TATIYE.ID (DEPROV) – Pani Gold Mine resmi menggelar syukuran produksi perdana di Kabupaten Pohuwato, Sabtu (14/2/2026).
Kegiatan tersebut dihadiri Gubernur dan Wakil Gubernur Gorontalo, unsur Forkopimda, serta pimpinan dan anggota DPRD Provinsi Gorontalo.
Turut hadir Ketua DPRD Provinsi Gorontalo, Thomas Mopili bersama Wakil Ketua I Ridwan Monoarfa, Wakil Ketua II La Ode Haimudin, Ketua Komisi III Espin Tulie, serta anggota Komisi III Syamsir Djafar Kiyai dan Hamzah Idrus.
Presiden Direktur Pani Gold Mine, Boyke, menyampaikan bahwa produksi perdana menjadi hasil perjalanan panjang kolaborasi antara perusahaan dan pemerintah daerah.
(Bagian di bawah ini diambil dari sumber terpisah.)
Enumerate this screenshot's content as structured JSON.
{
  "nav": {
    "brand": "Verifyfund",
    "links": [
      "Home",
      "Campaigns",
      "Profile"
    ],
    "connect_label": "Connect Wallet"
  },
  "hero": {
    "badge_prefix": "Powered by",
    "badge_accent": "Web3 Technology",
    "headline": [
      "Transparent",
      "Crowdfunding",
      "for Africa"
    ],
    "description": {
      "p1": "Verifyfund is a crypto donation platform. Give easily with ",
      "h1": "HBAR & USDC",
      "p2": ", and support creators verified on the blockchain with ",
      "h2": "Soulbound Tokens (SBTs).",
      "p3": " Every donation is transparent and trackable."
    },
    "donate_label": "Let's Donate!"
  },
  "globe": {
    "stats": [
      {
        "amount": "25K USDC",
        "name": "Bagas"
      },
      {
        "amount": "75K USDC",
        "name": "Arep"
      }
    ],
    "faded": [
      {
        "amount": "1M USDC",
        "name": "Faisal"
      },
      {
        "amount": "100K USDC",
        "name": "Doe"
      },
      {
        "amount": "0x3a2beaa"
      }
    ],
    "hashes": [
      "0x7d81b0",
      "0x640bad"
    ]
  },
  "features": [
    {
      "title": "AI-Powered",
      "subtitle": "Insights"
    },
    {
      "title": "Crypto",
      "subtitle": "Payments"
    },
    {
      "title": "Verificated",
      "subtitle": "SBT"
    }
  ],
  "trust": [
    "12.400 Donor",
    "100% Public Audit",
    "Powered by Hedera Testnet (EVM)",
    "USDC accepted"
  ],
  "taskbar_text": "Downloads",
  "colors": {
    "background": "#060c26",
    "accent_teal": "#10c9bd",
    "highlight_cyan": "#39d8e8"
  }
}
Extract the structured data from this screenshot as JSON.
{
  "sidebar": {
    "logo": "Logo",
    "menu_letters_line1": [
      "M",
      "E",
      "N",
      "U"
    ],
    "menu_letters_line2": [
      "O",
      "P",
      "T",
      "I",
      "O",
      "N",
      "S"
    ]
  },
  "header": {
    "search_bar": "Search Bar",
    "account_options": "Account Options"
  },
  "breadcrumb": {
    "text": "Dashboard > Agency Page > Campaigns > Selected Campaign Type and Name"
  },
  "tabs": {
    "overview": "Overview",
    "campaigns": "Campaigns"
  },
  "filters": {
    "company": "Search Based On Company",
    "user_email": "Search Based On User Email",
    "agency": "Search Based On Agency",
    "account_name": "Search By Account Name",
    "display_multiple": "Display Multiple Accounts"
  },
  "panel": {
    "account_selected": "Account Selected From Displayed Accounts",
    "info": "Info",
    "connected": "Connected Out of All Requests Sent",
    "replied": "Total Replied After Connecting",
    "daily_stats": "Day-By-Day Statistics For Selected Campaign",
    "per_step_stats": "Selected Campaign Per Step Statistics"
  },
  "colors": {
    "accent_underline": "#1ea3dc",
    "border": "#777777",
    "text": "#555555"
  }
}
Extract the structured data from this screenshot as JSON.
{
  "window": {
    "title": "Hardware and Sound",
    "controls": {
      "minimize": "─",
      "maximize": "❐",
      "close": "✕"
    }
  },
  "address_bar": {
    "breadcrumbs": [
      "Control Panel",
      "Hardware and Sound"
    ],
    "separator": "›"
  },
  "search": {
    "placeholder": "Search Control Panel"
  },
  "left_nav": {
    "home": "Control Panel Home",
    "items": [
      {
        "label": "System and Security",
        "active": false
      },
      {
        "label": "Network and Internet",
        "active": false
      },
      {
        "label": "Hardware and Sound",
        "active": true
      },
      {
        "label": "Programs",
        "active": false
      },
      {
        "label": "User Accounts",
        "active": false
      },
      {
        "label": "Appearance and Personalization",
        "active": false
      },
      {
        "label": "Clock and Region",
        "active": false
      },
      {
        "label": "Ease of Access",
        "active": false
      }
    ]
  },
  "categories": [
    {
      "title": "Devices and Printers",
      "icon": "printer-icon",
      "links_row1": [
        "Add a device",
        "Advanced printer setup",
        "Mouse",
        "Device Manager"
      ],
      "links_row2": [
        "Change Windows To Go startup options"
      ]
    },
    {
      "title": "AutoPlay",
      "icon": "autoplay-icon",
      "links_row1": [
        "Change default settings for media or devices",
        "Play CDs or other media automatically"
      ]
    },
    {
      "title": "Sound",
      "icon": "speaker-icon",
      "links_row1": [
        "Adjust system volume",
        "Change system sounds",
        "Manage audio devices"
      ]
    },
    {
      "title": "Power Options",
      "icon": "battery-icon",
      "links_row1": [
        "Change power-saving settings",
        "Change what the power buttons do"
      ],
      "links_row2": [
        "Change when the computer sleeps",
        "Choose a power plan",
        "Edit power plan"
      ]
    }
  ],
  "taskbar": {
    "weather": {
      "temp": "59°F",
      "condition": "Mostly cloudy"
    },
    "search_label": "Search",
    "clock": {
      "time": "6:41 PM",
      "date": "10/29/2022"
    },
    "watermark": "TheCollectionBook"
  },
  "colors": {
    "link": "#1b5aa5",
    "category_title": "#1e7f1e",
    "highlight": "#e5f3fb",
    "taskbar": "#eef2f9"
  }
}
Ia menegaskan pengelolaan sumber daya alam harus dilakukan secara sistematis, modern, profesional, dan berintegritas, serta memastikan kewajiban perusahaan termasuk pembayaran royalti dipenuhi sesuai ketentuan.
Perusahaan juga telah menjalankan sejumlah program sosial, di antaranya bantuan pendidikan melalui program MBG, pengadaan ambulans untuk RS Bumi Panua, pembangunan fasilitas Masjid Agung, dukungan kios bagi pelaku UMKM, serta pelatihan dan prioritas tenaga kerja lokal Gorontalo.
Sementara itu, Gubernur Gorontalo, Gusnar Ismail menyebut sektor pertambangan menjadi salah satu penopang pertumbuhan ekonomi daerah yang pada 2025 tercatat di atas rata-rata nasional. Ia juga menekankan pentingnya pengelolaan pertambangan sesuai izin resmi, pengawasan AMDAL, peningkatan tenaga kerja lokal, transparansi royalti, hingga optimalisasi pajak daerah melalui penggunaan pelat kendaraan DM dan distribusi BBM melalui Gorontalo.
Sebagai simbol dimulainya produksi, gubernur bersama unsur Forkopimda membunyikan alat musik tradisional Polopalo.
Usai kegiatan, Ketua DPRD Provinsi Gorontalo Thomas Mopili menyampaikan rasa syukur atas dimulainya produksi perdana tersebut.
Menurutnya, kehadiran Pani Gold Mine diharapkan mampu memberikan manfaat nyata bagi masyarakat.
“Ini momentum penting bagi daerah. Kita berharap keberadaan perusahaan dapat membuka lapangan kerja seluas-luasnya bagi putra-putri daerah serta meningkatkan pendapatan daerah secara transparan,” ujarnya.
Ia menegaskan DPRD akan terus menjalankan fungsi pengawasan agar pengelolaan sumber daya alam tetap sesuai regulasi, menjaga lingkungan, dan memberi manfaat sebesar-besarnya bagi masyarakat Gorontalo.
Produksi perdana ini diharapkan menjadi awal penguatan ekonomi daerah melalui kolaborasi pemerintah, legislatif, dan dunia usaha.